Steve McCurry, ‘Afgan Kızı’ fotoğrafının hikayesinin, talihsizliğin üstesinden gelmekle ilgili olduğunu belirterek, “Hayat zorluklarla dolu. Bu zorluklarla başa çıkmak, bunların üstesinden gelmek, bu sırada sakinliğinizi korumaya çalışmak çok önemli” ifadelerini kullandı.

Fotoğrafa konu olan kadının göçmen ve evlat edinilmiş biri olduğunu anımsatan sanatçı, “Dünyanın her yerinde kötü koşullarda olan insanlar var. Bence o bakışıyla Şarbat Gula hayatın zorluğuna, kötü bir çocukluk geçirmiş olmasına rağmen yaşamaya devam edeceğini, ileriye bakacağını, hayatta kalıp daha iyi bir yaşama sahip olacağını ve pozitif olacağını anlatıyor. Bence o fotoğrafta bu mesajı içeren bir çeşit enerji var, benim gördüğüm bu” şeklinde konuştu.

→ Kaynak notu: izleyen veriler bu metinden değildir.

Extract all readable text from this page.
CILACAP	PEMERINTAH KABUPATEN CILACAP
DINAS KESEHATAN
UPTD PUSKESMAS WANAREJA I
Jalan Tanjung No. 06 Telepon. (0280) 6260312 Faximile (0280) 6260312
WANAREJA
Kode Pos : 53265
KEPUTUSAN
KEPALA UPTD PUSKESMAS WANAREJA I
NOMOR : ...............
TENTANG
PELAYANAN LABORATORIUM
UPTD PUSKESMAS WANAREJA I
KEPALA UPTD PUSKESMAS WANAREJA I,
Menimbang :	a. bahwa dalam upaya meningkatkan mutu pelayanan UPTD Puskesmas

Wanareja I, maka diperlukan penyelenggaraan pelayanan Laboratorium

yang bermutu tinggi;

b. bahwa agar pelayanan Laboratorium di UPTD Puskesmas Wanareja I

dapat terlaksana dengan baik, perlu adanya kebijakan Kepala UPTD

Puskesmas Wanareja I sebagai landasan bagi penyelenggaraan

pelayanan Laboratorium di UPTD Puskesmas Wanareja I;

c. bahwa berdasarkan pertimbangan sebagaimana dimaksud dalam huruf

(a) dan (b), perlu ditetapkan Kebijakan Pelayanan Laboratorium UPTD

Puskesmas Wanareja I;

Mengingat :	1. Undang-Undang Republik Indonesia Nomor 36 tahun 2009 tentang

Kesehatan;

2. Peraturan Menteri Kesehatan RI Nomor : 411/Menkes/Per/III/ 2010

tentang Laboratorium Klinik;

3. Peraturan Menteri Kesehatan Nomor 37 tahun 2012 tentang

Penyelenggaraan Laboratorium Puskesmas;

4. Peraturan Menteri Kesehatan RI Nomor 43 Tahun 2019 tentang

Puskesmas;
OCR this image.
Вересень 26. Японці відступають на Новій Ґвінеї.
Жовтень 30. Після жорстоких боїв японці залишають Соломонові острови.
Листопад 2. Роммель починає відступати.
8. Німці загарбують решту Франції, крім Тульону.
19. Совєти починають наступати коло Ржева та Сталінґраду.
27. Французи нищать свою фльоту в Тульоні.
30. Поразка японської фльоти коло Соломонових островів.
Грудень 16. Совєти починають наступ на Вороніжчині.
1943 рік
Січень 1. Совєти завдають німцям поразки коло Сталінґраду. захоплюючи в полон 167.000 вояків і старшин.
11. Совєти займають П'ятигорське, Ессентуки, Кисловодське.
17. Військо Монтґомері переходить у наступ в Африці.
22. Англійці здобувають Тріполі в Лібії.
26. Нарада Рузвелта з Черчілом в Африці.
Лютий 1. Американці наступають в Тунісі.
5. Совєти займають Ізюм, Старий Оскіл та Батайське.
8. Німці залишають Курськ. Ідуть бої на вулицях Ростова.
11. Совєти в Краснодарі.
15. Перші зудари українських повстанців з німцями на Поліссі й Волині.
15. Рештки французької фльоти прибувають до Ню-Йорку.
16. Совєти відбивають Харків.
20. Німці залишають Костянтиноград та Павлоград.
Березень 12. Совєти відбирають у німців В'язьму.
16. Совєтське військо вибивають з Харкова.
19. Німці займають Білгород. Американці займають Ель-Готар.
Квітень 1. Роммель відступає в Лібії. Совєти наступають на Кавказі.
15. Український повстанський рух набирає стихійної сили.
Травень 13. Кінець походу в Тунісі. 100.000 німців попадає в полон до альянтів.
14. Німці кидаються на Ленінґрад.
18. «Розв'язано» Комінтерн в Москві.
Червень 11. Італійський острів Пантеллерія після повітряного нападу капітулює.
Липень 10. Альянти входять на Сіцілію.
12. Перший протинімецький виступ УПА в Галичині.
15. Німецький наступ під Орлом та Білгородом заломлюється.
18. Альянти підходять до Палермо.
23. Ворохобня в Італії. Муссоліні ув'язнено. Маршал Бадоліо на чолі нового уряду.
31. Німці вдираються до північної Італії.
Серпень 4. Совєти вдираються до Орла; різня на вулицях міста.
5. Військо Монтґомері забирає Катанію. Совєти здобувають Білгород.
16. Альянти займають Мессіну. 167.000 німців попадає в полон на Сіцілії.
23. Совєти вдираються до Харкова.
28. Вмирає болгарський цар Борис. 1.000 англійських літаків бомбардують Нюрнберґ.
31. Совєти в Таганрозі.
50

McCurry, sergideki fotoğrafların sadece bazı özel anlardan ibaret ve günlüğünden sayfalar gibi olduğunu dile getirerek, “Gerçekten kalbime dokunmuş olan kişiler, mekanlar ve olaylar, hayat hakkında bir şeyler ifade ettiğini hissettiğim şeyler. Dünyanın neresi olursa olsun hepimiz temelde aynı ırktanız, o da insanlık” ifadesini kullandı.

Çok sayıda ödüle layık görülen ve uluslararası platformlarda yayımlanmış 13 kitabı bulunan Steve McCurry’nin eserlerinin görülebileceği sergi, 31 Temmuz’a kadar devam edecek.